The Court’s inconsistent approach to originalism is the reason people can more easily lose their liberty than their right to keep a firearm. Although we are supposed to have a presumption of innocence in America and that is a concept firmly rooted in the original meaning of due process, if you are merely charged with a crime – not convicted – you can be locked in jail, according to the Supreme Court, as long as a judge thinks you are dangerous. No originalist should permit this, as the Framing generation did not condone incarceration on the basis that someone was merely accused of a crime and then deemed dangerous by a judge before conviction. Yet we have hundreds of thousands of people incarcerated on just this basis because the Court has not taken the same strict originalist approach to pretrial detention. We can only ponder why we ended up with a regime that would allow liberty to be taken away so cavalierly, but that treats gun rights as inviolate without a sufficiently precise historical analog.

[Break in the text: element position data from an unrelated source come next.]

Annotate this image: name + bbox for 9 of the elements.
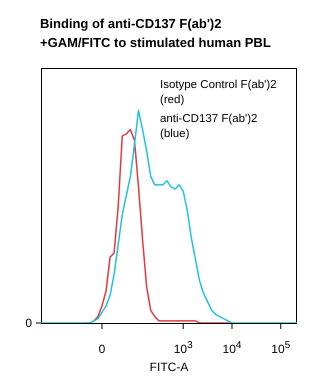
x-tick-label: 10$^{4}$: [222, 340, 242, 356]
chart-title: Binding of anti-CD137 F(ab')2 +GAM/FITC to stimulated human PBL: [40, 15, 272, 52]
x-axis-title: FITC-A: [150, 360, 188, 374]
x-tick-label: 10$^{3}$: [174, 340, 194, 356]
annotation: anti-CD137 F(ab')2 (blue): [160, 112, 258, 142]
x-tick-label: 0: [98, 342, 106, 356]
text: Isotype Control F(ab')2 (red): [160, 78, 278, 108]
x-tick-label: 10$^{5}$: [271, 340, 291, 356]
text: 0: [25, 316, 32, 330]
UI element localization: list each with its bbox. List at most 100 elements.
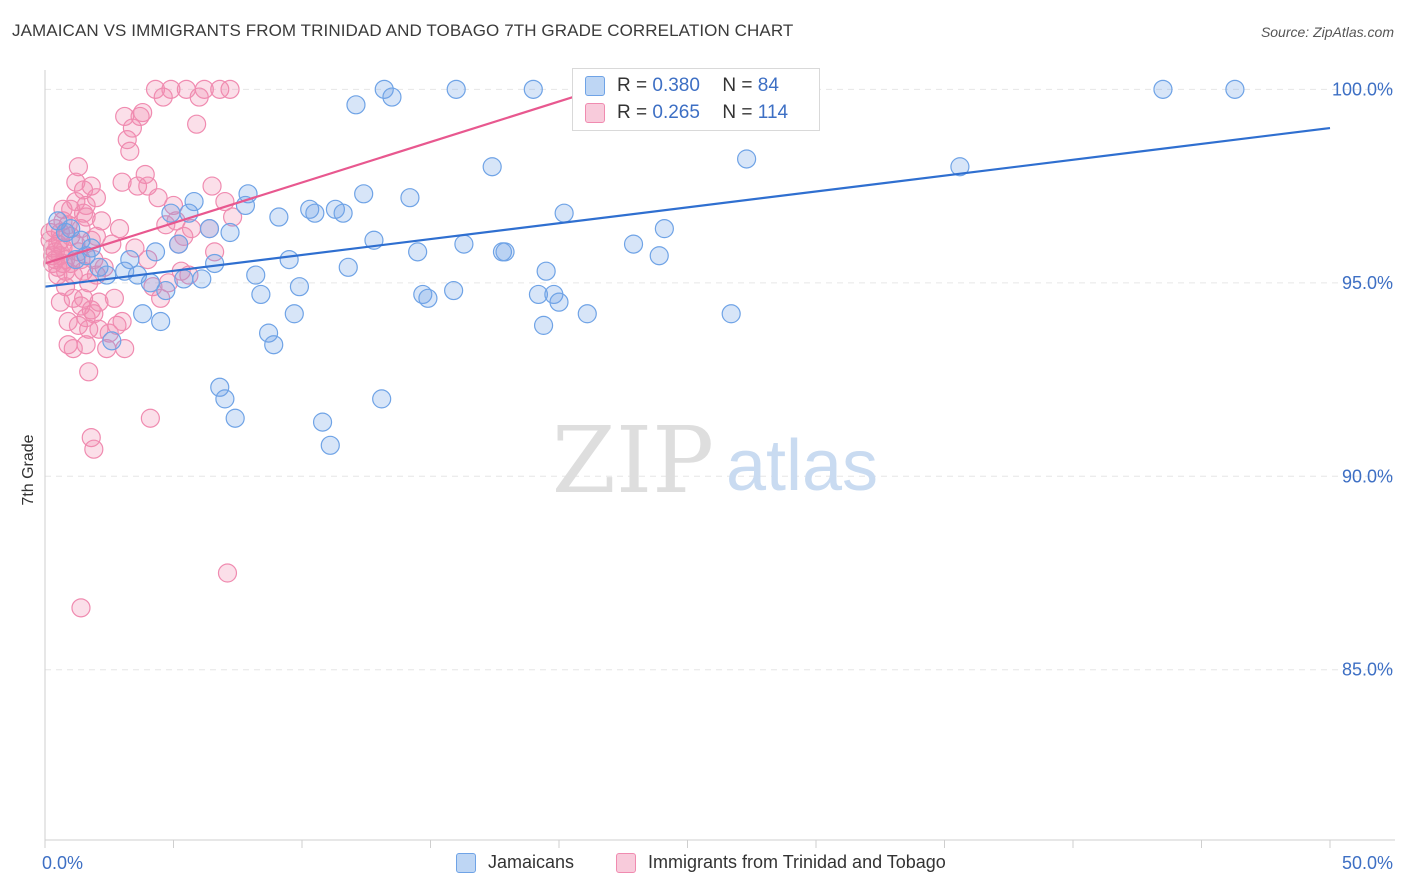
point-trinidad (81, 427, 101, 448)
point-jamaicans (721, 304, 741, 324)
y-tick-label: 90.0% (1342, 466, 1393, 486)
point-trinidad (140, 408, 160, 428)
point-jamaicans (289, 277, 310, 297)
point-trinidad (55, 277, 76, 297)
point-jamaicans (533, 315, 554, 335)
tick-labels: 85.0% 90.0% 95.0% 100.0% 0.0% 50.0% (42, 79, 1393, 873)
point-jamaicans (151, 311, 171, 332)
point-trinidad (89, 292, 109, 312)
source-label: Source: ZipAtlas.com (1260, 24, 1394, 40)
series-jamaicans-points (48, 79, 1245, 455)
point-trinidad (68, 157, 89, 177)
legend-swatch-trinidad (585, 103, 605, 123)
point-jamaicans (950, 157, 970, 177)
x-tick-label-max: 50.0% (1342, 853, 1393, 873)
point-jamaicans (333, 203, 353, 223)
point-jamaicans (55, 222, 76, 243)
point-trinidad (40, 222, 60, 243)
legend-row-trinidad: R = 0.265 N = 114 (585, 101, 788, 125)
point-trinidad (63, 338, 83, 359)
point-trinidad (86, 188, 107, 208)
point-jamaicans (71, 230, 91, 250)
trend-line-jamaicans (44, 126, 1331, 288)
point-jamaicans (413, 284, 433, 305)
point-jamaicans (264, 335, 284, 355)
point-jamaicans (258, 323, 279, 343)
point-jamaicans (215, 389, 235, 409)
stats-legend: R = 0.380 N = 84 R = 0.265 N = 114 (572, 68, 820, 131)
point-jamaicans (192, 269, 212, 289)
point-jamaicans (495, 242, 515, 262)
legend-n-label: N = (722, 75, 753, 96)
point-jamaicans (354, 184, 374, 204)
point-jamaicans (284, 304, 304, 324)
point-jamaicans (338, 257, 358, 277)
point-trinidad (99, 323, 119, 343)
point-jamaicans (536, 261, 556, 281)
point-trinidad (58, 311, 78, 332)
axes (44, 70, 1395, 848)
point-jamaicans (300, 199, 320, 219)
point-trinidad (73, 203, 94, 223)
point-jamaicans (737, 149, 757, 169)
watermark: ZIP atlas (552, 407, 878, 514)
point-jamaicans (418, 288, 438, 308)
watermark-atlas: atlas (726, 426, 878, 506)
point-jamaicans (133, 304, 153, 324)
point-jamaicans (446, 79, 466, 99)
point-jamaicans (312, 412, 333, 432)
legend-swatch-jamaicans (585, 76, 605, 96)
point-trinidad (94, 257, 114, 277)
point-trinidad (122, 118, 142, 138)
point-jamaicans (145, 242, 166, 262)
bottom-legend-jamaicans: Jamaicans (456, 852, 574, 873)
point-trinidad (202, 176, 222, 196)
bottom-legend-label-jamaicans: Jamaicans (488, 852, 575, 872)
point-jamaicans (346, 95, 366, 115)
point-trinidad (89, 319, 109, 339)
gridlines (45, 88, 1395, 671)
point-trinidad (107, 315, 127, 335)
legend-r-label: R = (617, 102, 648, 123)
point-trinidad (115, 106, 135, 127)
point-trinidad (210, 79, 230, 99)
point-trinidad (133, 102, 153, 123)
point-jamaicans (549, 292, 569, 312)
point-jamaicans (120, 249, 140, 270)
point-trinidad (187, 114, 207, 134)
point-jamaicans (372, 389, 392, 409)
point-trinidad (194, 79, 214, 99)
point-trinidad (53, 211, 73, 231)
x-tick-label-min: 0.0% (42, 853, 83, 873)
bottom-legend-label-trinidad: Immigrants from Trinidad and Tobago (648, 852, 946, 872)
point-jamaicans (623, 234, 644, 254)
point-jamaicans (205, 253, 225, 274)
point-trinidad (153, 87, 173, 107)
point-trinidad (76, 195, 96, 216)
point-jamaicans (199, 219, 220, 239)
point-jamaicans (382, 87, 402, 107)
point-jamaicans (408, 242, 428, 262)
y-tick-label: 85.0% (1342, 660, 1393, 680)
point-trinidad (125, 238, 145, 258)
legend-row-jamaicans: R = 0.380 N = 84 (585, 74, 779, 98)
point-trinidad (217, 563, 238, 583)
point-jamaicans (156, 280, 176, 301)
point-trinidad (127, 176, 148, 196)
y-tick-label: 95.0% (1342, 273, 1393, 293)
point-jamaicans (482, 157, 502, 177)
point-trinidad (50, 222, 71, 243)
point-trinidad (81, 176, 101, 196)
point-trinidad (109, 219, 130, 239)
legend-n-value: 84 (757, 75, 779, 96)
point-jamaicans (577, 304, 597, 324)
point-jamaicans (169, 234, 189, 254)
point-trinidad (68, 315, 89, 335)
point-jamaicans (161, 203, 181, 223)
point-trinidad (112, 172, 132, 192)
point-trinidad (104, 288, 124, 308)
point-jamaicans (320, 435, 340, 455)
point-trinidad (50, 292, 71, 312)
point-trinidad (71, 598, 91, 618)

The Framers were not so foolish as to place greater protections on guns than freedom. But the Supreme Court does not seem to understand the relevant history. Whatever the Court decides in Rahimi, we are a long way from a sensible constitutional framework for thinking about these issues as long as the inquiry will depend on the Court’s faulty historical analysis. Tragically, this is an area where the Court’s law office history is literally killing us.